One is the first day or two after it has eaten.

The other is when its eyes have turned blue or it is shedding its skin.

Few Days After It has Eaten

The biggest reason not to hold your snake the first day or two after it has eaten is that your snake may regurgitate its meals.

A snake needs about 24 hours to start digesting a small meal, so it is less likely to be regurgitated.

If your snake has eaten a larger meal, so it has a lump in its belly, then you should wait 48 hours or longer before handling it.

If you have fed a larger snake, like a Reticulated Python, a larger animal, like a rabbit or a small pig, then you want to wait 72 hours or longer before handling it.

Some snakes may require even longer periods after a meal before they can be handled.
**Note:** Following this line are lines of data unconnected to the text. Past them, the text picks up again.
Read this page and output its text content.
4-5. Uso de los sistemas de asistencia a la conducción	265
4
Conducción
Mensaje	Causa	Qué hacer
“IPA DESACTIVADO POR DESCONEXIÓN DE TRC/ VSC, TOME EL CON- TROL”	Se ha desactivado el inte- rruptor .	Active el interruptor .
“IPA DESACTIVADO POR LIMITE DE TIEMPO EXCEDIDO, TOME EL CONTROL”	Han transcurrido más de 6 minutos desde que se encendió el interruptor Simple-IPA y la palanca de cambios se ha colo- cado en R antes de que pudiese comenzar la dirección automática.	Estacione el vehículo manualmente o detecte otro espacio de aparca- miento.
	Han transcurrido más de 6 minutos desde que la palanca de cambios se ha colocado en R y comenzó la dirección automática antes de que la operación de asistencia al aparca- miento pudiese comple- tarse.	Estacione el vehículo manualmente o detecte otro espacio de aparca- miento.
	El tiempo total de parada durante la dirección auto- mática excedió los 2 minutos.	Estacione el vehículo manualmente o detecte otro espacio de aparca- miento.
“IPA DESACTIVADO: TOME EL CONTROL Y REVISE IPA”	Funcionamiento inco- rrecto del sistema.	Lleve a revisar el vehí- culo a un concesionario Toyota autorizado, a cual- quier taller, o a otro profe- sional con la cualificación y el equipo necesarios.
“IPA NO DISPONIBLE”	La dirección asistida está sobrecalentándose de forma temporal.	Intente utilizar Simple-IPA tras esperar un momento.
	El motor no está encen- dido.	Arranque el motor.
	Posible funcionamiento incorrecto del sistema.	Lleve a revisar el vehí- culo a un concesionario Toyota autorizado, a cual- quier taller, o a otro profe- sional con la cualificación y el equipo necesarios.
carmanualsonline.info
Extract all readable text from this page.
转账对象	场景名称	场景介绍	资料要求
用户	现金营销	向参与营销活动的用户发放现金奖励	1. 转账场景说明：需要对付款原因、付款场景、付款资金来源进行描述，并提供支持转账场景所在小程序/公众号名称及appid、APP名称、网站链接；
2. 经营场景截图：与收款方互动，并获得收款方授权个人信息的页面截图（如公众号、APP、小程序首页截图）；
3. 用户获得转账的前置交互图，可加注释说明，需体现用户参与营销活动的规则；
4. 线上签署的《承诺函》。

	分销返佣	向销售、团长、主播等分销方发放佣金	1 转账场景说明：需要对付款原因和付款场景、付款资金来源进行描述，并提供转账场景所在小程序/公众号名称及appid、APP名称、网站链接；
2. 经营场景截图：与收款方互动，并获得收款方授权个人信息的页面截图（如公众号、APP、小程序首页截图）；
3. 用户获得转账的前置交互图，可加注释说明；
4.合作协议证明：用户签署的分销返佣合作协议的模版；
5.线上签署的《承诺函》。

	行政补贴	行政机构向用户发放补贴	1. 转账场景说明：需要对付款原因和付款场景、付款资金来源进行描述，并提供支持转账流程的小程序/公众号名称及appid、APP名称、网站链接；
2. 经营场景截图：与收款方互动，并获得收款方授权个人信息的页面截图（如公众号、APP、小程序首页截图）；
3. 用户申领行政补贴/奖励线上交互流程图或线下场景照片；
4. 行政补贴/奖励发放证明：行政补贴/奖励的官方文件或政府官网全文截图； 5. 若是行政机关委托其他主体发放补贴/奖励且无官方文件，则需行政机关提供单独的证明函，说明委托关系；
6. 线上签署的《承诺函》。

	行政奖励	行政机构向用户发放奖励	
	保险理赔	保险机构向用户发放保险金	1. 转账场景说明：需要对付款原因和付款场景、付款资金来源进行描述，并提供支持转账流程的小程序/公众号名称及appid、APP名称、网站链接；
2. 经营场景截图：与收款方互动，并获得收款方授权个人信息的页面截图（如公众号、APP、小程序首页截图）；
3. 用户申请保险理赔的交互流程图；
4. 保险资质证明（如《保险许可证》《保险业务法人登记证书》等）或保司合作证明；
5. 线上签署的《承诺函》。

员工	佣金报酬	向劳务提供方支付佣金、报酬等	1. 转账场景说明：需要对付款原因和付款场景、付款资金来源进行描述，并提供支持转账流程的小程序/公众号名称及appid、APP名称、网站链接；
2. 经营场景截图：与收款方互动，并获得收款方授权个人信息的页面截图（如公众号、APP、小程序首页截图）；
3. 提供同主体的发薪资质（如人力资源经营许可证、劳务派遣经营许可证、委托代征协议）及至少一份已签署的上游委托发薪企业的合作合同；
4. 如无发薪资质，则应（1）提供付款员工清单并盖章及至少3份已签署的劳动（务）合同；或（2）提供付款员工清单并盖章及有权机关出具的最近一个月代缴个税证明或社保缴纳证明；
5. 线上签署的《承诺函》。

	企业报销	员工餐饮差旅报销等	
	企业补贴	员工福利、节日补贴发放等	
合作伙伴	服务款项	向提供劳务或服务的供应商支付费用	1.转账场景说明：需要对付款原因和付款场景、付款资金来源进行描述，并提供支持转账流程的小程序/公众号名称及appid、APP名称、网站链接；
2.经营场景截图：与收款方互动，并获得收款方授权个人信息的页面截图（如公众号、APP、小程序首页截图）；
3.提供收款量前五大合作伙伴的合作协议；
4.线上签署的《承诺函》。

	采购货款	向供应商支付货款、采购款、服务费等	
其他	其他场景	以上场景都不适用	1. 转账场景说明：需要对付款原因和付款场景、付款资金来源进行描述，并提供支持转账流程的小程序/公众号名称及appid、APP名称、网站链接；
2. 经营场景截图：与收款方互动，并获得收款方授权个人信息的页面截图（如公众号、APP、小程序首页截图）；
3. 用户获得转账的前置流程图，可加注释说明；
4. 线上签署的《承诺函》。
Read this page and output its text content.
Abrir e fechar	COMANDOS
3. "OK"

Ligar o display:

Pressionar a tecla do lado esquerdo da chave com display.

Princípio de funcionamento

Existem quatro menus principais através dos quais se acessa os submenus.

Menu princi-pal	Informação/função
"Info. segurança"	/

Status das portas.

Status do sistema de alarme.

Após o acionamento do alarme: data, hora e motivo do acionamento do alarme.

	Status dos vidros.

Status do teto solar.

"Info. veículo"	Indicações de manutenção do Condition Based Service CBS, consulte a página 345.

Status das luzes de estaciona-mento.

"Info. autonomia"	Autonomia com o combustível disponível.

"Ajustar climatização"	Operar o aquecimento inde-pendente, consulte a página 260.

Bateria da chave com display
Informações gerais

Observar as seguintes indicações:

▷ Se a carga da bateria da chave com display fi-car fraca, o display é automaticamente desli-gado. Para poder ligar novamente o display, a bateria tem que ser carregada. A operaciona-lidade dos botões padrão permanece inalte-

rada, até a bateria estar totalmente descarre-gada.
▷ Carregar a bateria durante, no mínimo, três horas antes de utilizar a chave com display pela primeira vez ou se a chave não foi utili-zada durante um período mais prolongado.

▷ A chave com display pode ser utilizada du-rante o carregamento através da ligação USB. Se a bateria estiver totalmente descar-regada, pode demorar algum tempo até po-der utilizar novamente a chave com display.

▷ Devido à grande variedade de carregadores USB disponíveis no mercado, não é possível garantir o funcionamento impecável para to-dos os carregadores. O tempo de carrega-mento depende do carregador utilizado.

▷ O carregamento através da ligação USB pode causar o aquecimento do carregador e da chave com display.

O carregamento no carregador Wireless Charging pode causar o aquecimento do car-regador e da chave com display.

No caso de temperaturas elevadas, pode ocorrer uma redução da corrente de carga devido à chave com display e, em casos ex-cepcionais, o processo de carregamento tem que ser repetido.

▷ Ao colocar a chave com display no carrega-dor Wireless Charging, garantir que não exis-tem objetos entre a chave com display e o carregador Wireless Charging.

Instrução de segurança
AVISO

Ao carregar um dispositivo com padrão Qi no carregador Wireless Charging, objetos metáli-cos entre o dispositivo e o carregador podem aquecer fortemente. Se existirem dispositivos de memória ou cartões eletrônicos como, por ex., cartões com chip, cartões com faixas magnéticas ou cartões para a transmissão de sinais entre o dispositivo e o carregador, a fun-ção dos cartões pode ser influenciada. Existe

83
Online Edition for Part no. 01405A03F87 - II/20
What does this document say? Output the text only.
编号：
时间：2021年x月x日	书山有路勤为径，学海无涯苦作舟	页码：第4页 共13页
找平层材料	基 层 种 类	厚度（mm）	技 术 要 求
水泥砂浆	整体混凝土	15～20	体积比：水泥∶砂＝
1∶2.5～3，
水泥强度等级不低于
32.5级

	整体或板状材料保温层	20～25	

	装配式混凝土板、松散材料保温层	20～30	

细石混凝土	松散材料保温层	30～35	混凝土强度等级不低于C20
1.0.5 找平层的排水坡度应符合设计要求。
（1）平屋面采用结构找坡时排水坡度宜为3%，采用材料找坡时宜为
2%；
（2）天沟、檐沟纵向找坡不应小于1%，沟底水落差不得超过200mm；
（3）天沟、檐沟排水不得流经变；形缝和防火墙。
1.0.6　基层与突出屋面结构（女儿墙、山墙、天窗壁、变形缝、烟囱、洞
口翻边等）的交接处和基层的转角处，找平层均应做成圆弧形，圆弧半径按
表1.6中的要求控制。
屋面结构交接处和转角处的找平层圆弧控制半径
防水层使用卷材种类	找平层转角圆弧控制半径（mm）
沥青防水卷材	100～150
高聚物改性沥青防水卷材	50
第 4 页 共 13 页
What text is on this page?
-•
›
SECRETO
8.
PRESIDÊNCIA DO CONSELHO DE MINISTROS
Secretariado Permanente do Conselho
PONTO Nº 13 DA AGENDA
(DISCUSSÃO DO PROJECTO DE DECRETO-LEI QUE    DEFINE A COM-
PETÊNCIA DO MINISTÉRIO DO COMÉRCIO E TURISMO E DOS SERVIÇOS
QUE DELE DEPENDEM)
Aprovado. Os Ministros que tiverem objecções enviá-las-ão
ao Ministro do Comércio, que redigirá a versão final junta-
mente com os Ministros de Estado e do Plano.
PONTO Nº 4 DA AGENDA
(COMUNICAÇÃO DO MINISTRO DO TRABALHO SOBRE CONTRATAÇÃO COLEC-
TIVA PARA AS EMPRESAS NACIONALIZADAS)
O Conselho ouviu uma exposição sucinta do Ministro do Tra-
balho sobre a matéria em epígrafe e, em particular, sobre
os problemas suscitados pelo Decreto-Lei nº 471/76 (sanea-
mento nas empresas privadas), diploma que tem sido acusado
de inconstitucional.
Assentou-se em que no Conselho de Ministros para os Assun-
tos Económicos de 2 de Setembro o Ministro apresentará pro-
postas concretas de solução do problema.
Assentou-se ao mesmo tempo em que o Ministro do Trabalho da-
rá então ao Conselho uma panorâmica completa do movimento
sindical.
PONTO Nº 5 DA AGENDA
Regurgitation doesn’t just make a mess. When a snake regurgitates partially digested food, stomach acids come out with it, and it also irritates the lining of your snake’s throat.

The acid can cause lesions in the snake’s throat, and any half-digested bones can scratch your snake’s throat.

If this happens, you need to wait at least a week before feeding your snake again, because a new meal can keep injuries in the throat from healing.

Wait two full weeks before feeding after regurgitation. This allows wounds to heal, and it allows stomach juices to replenish themselves inside the snake.

When it’s Shedding or Its Eyes are Blue

Snakes produce an oil beneath their skin about a week before they shed. Their eyes will turn blue for a few days, and then the skin will come off.

Snakes can’t see very well when their eyes are blue.

Most snakes will stress out if they are handled in this phase. When a snake is stressed out, it will let you know.

However, there are some snakes that are OK with being handled when they are shedding if they are especially used to being handled.

Knowing when to handle your snake requires knowing your snake’s personality.

The more time you spend with your snake, the better you will know when to start playtime and when not.

So there are some of the fun things that you can try with your pet snake.